Miracles and Signs 8. There is a general belief today that all are saved who, at the close of life, have certain pious thoughts and from their heart speak about salvation and concerning the Lord, especially if they then confess that the Lord suffered for them. They confirm this opinion by our Lord’s words to the thief, and by the oft-quoted assertion that “where the tree falls, there it will lie,” and this no matter how the man has lived through the whole course of his life. Such teachings may afford some consolation to those at the point of death; they may allay anxious thought about one’s previous life, but the truth is quite otherwise. It is the previous life that determines a man’s future happiness or unhappiness, and piety just before the hour of death does not take anything away from that life. It is the present state of fearing death, that makes a man think and talk piously, and especially the cessation of the love of self and of the world, or the lulling of bodily and worldly cares. When these cease, or are put to sleep, every one behaves in the same way; for it is the same bodily and worldly loves that present the only barrier to the reception of the good that inflows continually from the Lord.
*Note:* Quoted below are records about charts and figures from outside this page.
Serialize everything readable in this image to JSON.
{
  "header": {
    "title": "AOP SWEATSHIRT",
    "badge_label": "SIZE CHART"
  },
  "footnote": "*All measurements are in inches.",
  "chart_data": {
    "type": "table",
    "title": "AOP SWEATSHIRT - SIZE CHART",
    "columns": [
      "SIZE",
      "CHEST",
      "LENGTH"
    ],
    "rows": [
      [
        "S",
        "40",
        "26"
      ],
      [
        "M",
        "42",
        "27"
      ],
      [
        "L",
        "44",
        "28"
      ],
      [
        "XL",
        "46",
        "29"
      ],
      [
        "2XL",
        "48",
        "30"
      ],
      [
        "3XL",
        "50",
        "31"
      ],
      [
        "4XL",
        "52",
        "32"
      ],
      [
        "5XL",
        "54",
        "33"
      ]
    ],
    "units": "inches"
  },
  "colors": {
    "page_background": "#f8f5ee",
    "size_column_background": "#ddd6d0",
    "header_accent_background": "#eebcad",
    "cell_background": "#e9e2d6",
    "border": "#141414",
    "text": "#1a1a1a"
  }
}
As to the thief to whom the Lord’s words were spoken, he had been prepared beforehand; and with regard to the assertion that where a tree falls, there it will lie, this is simply untrue. Still it may prove helpful as a consolation to the dying, for it is impossible to know the interior quality of any man in his previous life.

Questions and Comments
  1. Why did the Lord allow the Jews to put His body to death? How was that a key to His final victory over the hells?
  2. Why did the Lord not reveal much about His temptations in the New Testament?
  3. What might be an example of a belief among General Church people that all are saved if they believe in the Lord, regardless of their life?